Following such illustrious role models, Mr Morgan wrote an article of 26 short paragraphs, each beginning ad nauseam with the phrase “I’m sick…”. (A piece of avuncular advice, Piers, if I may: the phrase isn’t ad nausea, as you seem to think, but ad nauseam – sic. It’s the Latin for till you wanna puke, mate.)

What brought on Piers’s serial bouts of emesis isn’t the gall of the British police who dare investigate editors for phone hacking, and nor is it the rotten taste of the American public whose indifference to some TV chat shows leads to their cancellation.

No, Piers feels sick thinking about 26 different things that all boil down to one: the availability of guns in America. (Another piece of avuncular advice, Piers: rephrasing exactly the same thought 26 times is neither grown-up nor clever.)

Like all intellectual vulgarians, he likes to reduce an extremely complex phenomenon to the simple terms even Daily Mirror readers can understand: If only Dylann Storm Roof had been unable to lay his hands on that .45, the truly sickening carnage wouldn’t have happened.

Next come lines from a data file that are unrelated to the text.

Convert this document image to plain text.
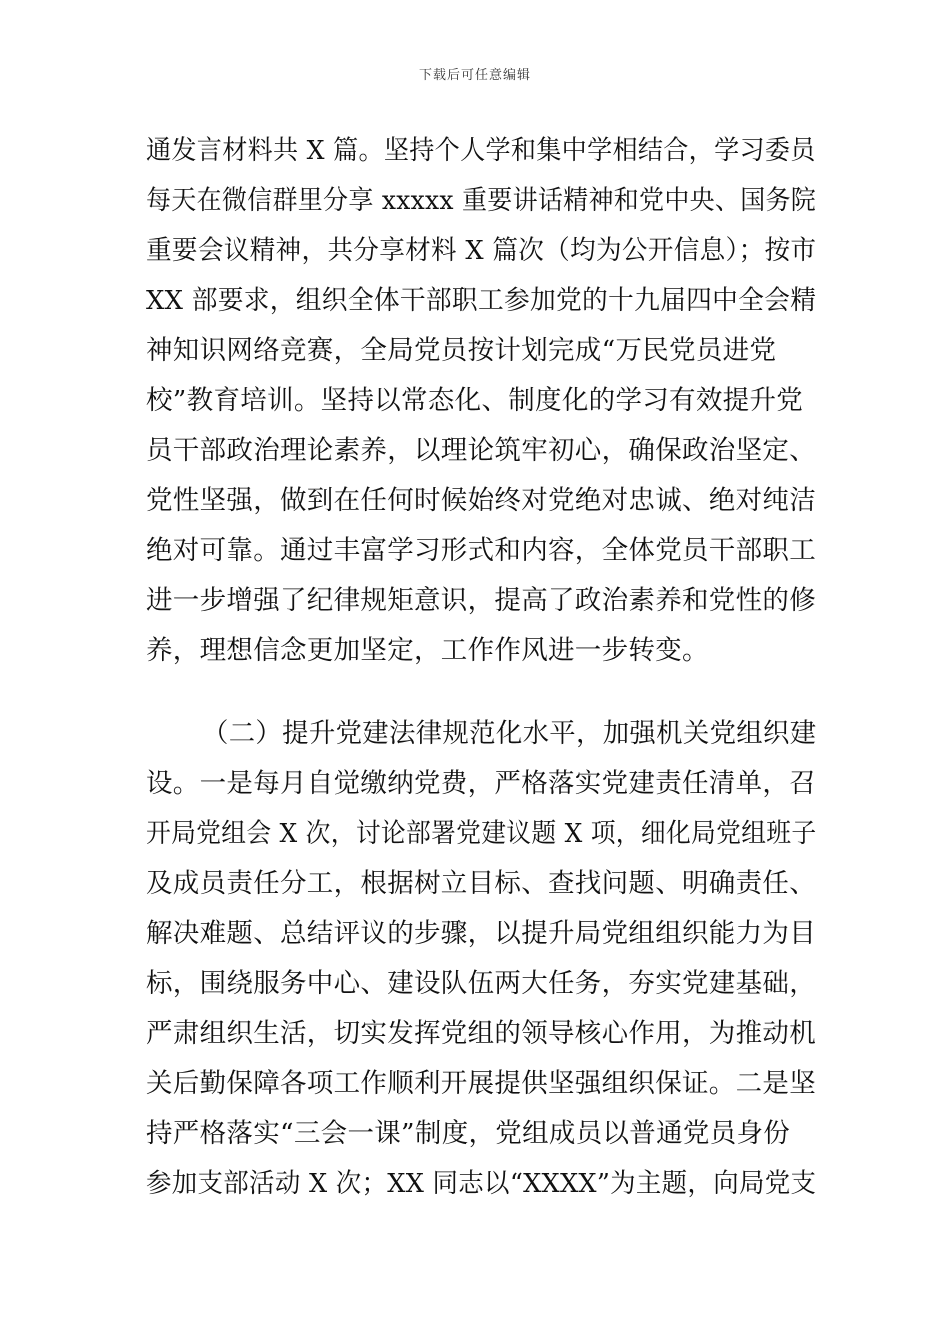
下载后可任意编辑
通发言材料共 X 篇。坚持个人学和集中学相结合，学习委员
每天在微信群里分享 xxxxx 重要讲话精神和党中央、国务院
重要会议精神，共分享材料 X 篇次（均为公开信息）；按市
XX 部要求，组织全体干部职工参加党的十九届四中全会精
神知识网络竞赛，全局党员按计划完成“万民党员进党
校”教育培训。坚持以常态化、制度化的学习有效提升党
员干部政治理论素养，以理论筑牢初心，确保政治坚定、
党性坚强，做到在任何时候始终对党绝对忠诚、绝对纯洁
绝对可靠。通过丰富学习形式和内容，全体党员干部职工
进一步增强了纪律规矩意识，提高了政治素养和党性的修
养，理想信念更加坚定，工作作风进一步转变。
（二）提升党建法律规范化水平，加强机关党组织建
设。一是每月自觉缴纳党费，严格落实党建责任清单，召
开局党组会 X 次，讨论部署党建议题 X 项，细化局党组班子
及成员责任分工，根据树立目标、查找问题、明确责任、
解决难题、总结评议的步骤，以提升局党组组织能力为目
标，围绕服务中心、建设队伍两大任务，夯实党建基础，
严肃组织生活，切实发挥党组的领导核心作用，为推动机
关后勤保障各项工作顺利开展提供坚强组织保证。二是坚
持严格落实“三会一课”制度，党组成员以普通党员身份
参加支部活动 X 次；XX 同志以“XXXX”为主题，向局党支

In what passes for Piers’s mind, the tragedy reflects a primitive equation: availability of guns equals gun crime. The reverse of this is another equation: unavailability of guns equals no gun crime. Oh if only things were as simple as that.

For example, take four New England states, Vermont, New Hampshire, Massachusetts and Connecticut. The first two have liberal gun laws, which is why they have some of the highest gun ownership in the USA.

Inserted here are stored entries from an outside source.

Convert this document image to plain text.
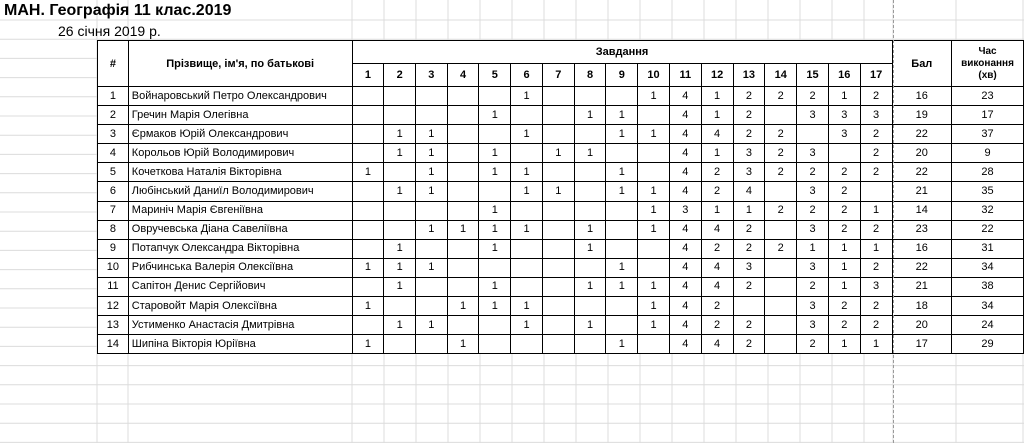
МАН. Географія 11 клас.2019
26 січня 2019 р.
#	Прізвище, ім'я, по батькові	Завдання																	Бал	Час виконання (хв)
		1	2	3	4	5	6	7	8	9	10	11	12	13	14	15	16	17		
1	Войнаровський Петро Олександрович						1				1	4	1	2	2	2	1	2	16	23
2	Гречин Марія Олегівна					1			1	1		4	1	2		3	3	3	19	17
3	Єрмаков Юрій Олександрович		1	1			1			1	1	4	4	2	2		3	2	22	37
4	Корольов Юрій Володимирович		1	1		1		1	1			4	1	3	2	3		2	20	9
5	Кочеткова Наталія Вікторівна	1		1		1	1			1		4	2	3	2	2	2	2	22	28
6	Любінський Даниїл Володимирович		1	1			1	1		1	1	4	2	4		3	2		21	35
7	Мариніч Марія Євгеніївна					1					1	3	1	1	2	2	2	1	14	32
8	Овручевська Діана Савеліївна			1	1	1	1		1		1	4	4	2		3	2	2	23	22
9	Потапчук Олександра Вікторівна		1			1			1			4	2	2	2	1	1	1	16	31
10	Рибчинська Валерія Олексіївна	1	1	1						1		4	4	3		3	1	2	22	34
11	Сапітон Денис Сергійович		1			1			1	1	1	4	4	2		2	1	3	21	38
12	Старовойт Марія Олексіївна	1			1	1	1				1	4	2			3	2	2	18	34
13	Устименко Анастасія Дмитрівна		1	1			1		1		1	4	2	2		3	2	2	20	24
14	Шипіна Вікторія Юріївна	1			1					1		4	4	2		2	1	1	17	29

However, in what Piers would probably dismiss as an inexplicable paradox, Vermont and New Hampshire have the lowest rates of gun assaults in the country.

Connecticut’s gun laws are also quite permissive, and the state’s rate of gun assaults is quite high: 22.46 gun assaults per 100,000 population.

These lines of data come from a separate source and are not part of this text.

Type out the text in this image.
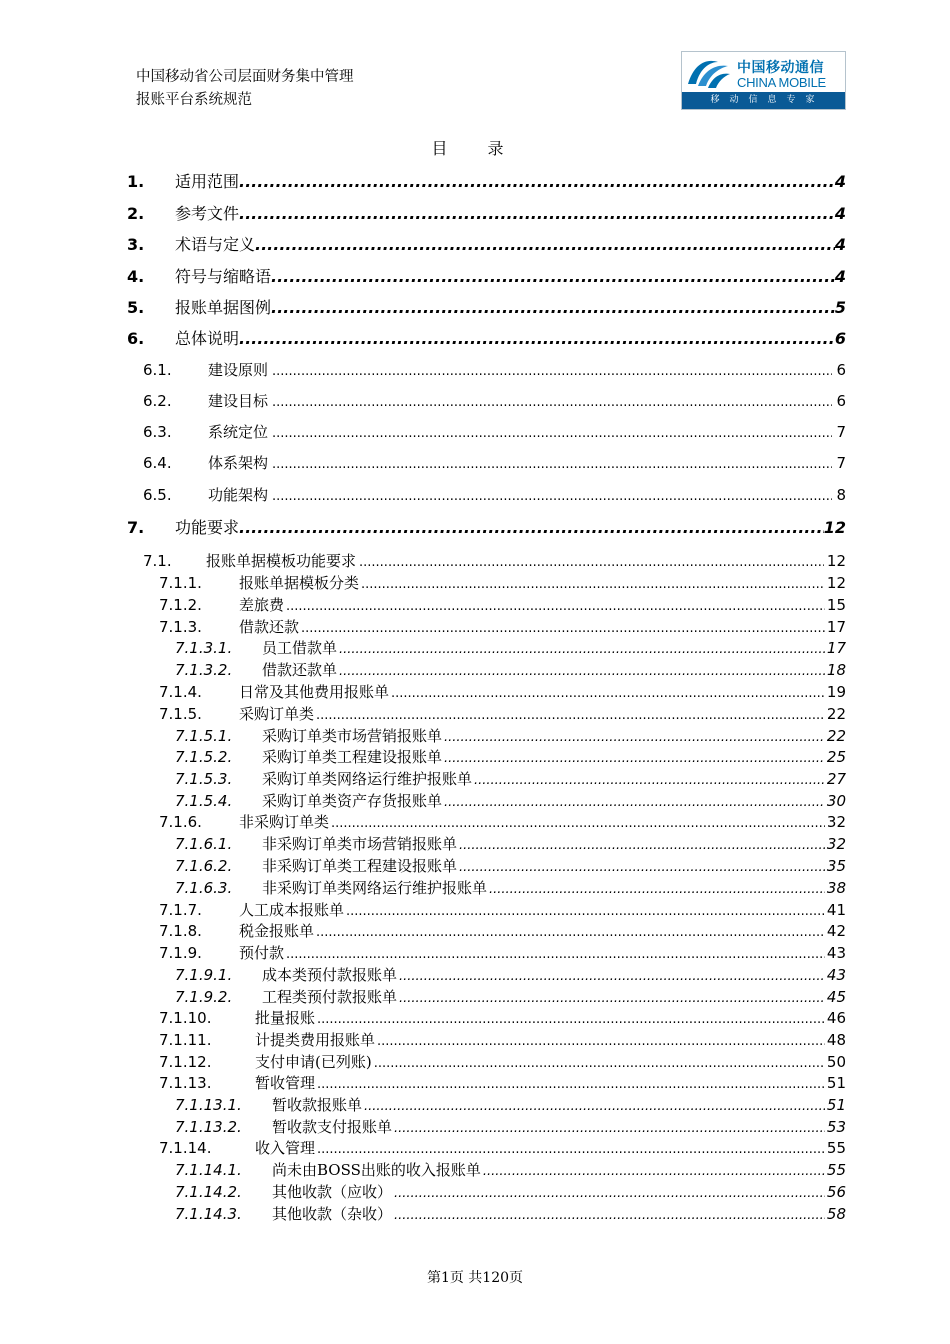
中国移动省公司层面财务集中管理
报账平台系统规范
中国移动通信
CHINA MOBILE
移动信息专家
目录
1.	适用范围 .....	4
2.	参考文件 .....	4
3.	术语与定义 .....	4
4.	符号与缩略语 .....	4
5.	报账单据图例 .....	5
6.	总体说明 .....	6
6.1.	建设原则 .....	6
6.2.	建设目标 .....	6
6.3.	系统定位 .....	7
6.4.	体系架构 .....	7
6.5.	功能架构 .....	8
7.	功能要求 .....	12
7.1.	报账单据模板功能要求 .....	12
7.1.1.	报账单据模板分类 .....	12
7.1.2.	差旅费 .....	15
7.1.3.	借款还款 .....	17
7.1.3.1.	员工借款单 .....	17
7.1.3.2.	借款还款单 .....	18
7.1.4.	日常及其他费用报账单 .....	19
7.1.5.	采购订单类 .....	22
7.1.5.1.	采购订单类市场营销报账单 .....	22
7.1.5.2.	采购订单类工程建设报账单 .....	25
7.1.5.3.	采购订单类网络运行维护报账单 .....	27
7.1.5.4.	采购订单类资产存货报账单 .....	30
7.1.6.	非采购订单类 .....	32
7.1.6.1.	非采购订单类市场营销报账单 .....	32
7.1.6.2.	非采购订单类工程建设报账单 .....	35
7.1.6.3.	非采购订单类网络运行维护报账单 .....	38
7.1.7.	人工成本报账单 .....	41
7.1.8.	税金报账单 .....	42
7.1.9.	预付款 .....	43
7.1.9.1.	成本类预付款报账单 .....	43
7.1.9.2.	工程类预付款报账单 .....	45
7.1.10.	批量报账 .....	46
7.1.11.	计提类费用报账单 .....	48
7.1.12.	支付申请(已列账) .....	50
7.1.13.	暂收管理 .....	51
7.1.13.1.	暂收款报账单 .....	51
7.1.13.2.	暂收款支付报账单 .....	53
7.1.14.	收入管理 .....	55
7.1.14.1.	尚未由BOSS出账的收入报账单 .....	55
7.1.14.2.	其他收款（应收） .....	56
7.1.14.3.	其他收款（杂收） .....	58
第1页 共120页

Neighbouring Massachusetts, on the other hand, has some of the tightest gun controls in the world. One would expect the statistics of gun assaults there to be much lower than in Connecticut. In fact, at 30.8 per 100,000, they’re a third higher.

Broadening our scan, the incidence of gun crime in Japan, where firearms are tightly regulated, is extremely low. Yet it’s even lower within the Japanese community in California, where guns can be bought easily.

And in Switzerland, where practically every household possesses an assault rifle and, usually, a handgun or two, they don’t even bother to keep gun crime statistics. There is no gun crime.

All this goes to show that, in conditions of even relative liberty, the state can’t cut the supply of a product, be it guns, drugs or prostitutes, for which there exists a popular demand. Assorted psychos and criminals will always get weapons if they want them, as you can find for yourself by having a pint with a pub landlord somewhere is South London and asking him, “I say, you wouldn’t happen to know someone…” 

Getting back to Piers’s adopted land, John Lott in his book More Guns, Less Crime presents an analysis of crime statistics for every US county from 1977 to 2005. His scrutiny of reams of data proves beyond any doubt the truth of his book’s title: the relationship between gun ownership and violent crime isn’t direct but inverse.

Hence blaming guns for gun crime is a factual fallacy, but it’s more than that. In our morbidly politicised world, every piece of data has to have a political dimension, and gun statistics are no exception.

Piers lived in America for a few years, so he had time to cotton on to how the political cookie crumbles there. In America guns are one of the watersheds separating socialists (liberals, in the American misnomer) from conservatives.

As they do in everything else, the lefties rely on sheer demagoguery and fiddling of facts to make their point, and Piers instantly fit in. He knows what a good story is, and he won’t let facts interfere with it.

Never mind that in his own country gun crime almost doubled in the six months following the 1997 bans on firearms. Never mind the mass of incontrovertible data gathered by Lott and other serious researchers. Politics trumps it all.

John Adams once described facts as ‘stubborn things’. The arch-socialist Stalin added an interesting dimension to this adage: “If facts are stubborn things, then so much the worse for facts.”

No doubt the socialist Piers Morgan would agree. Sickening, isn’t he?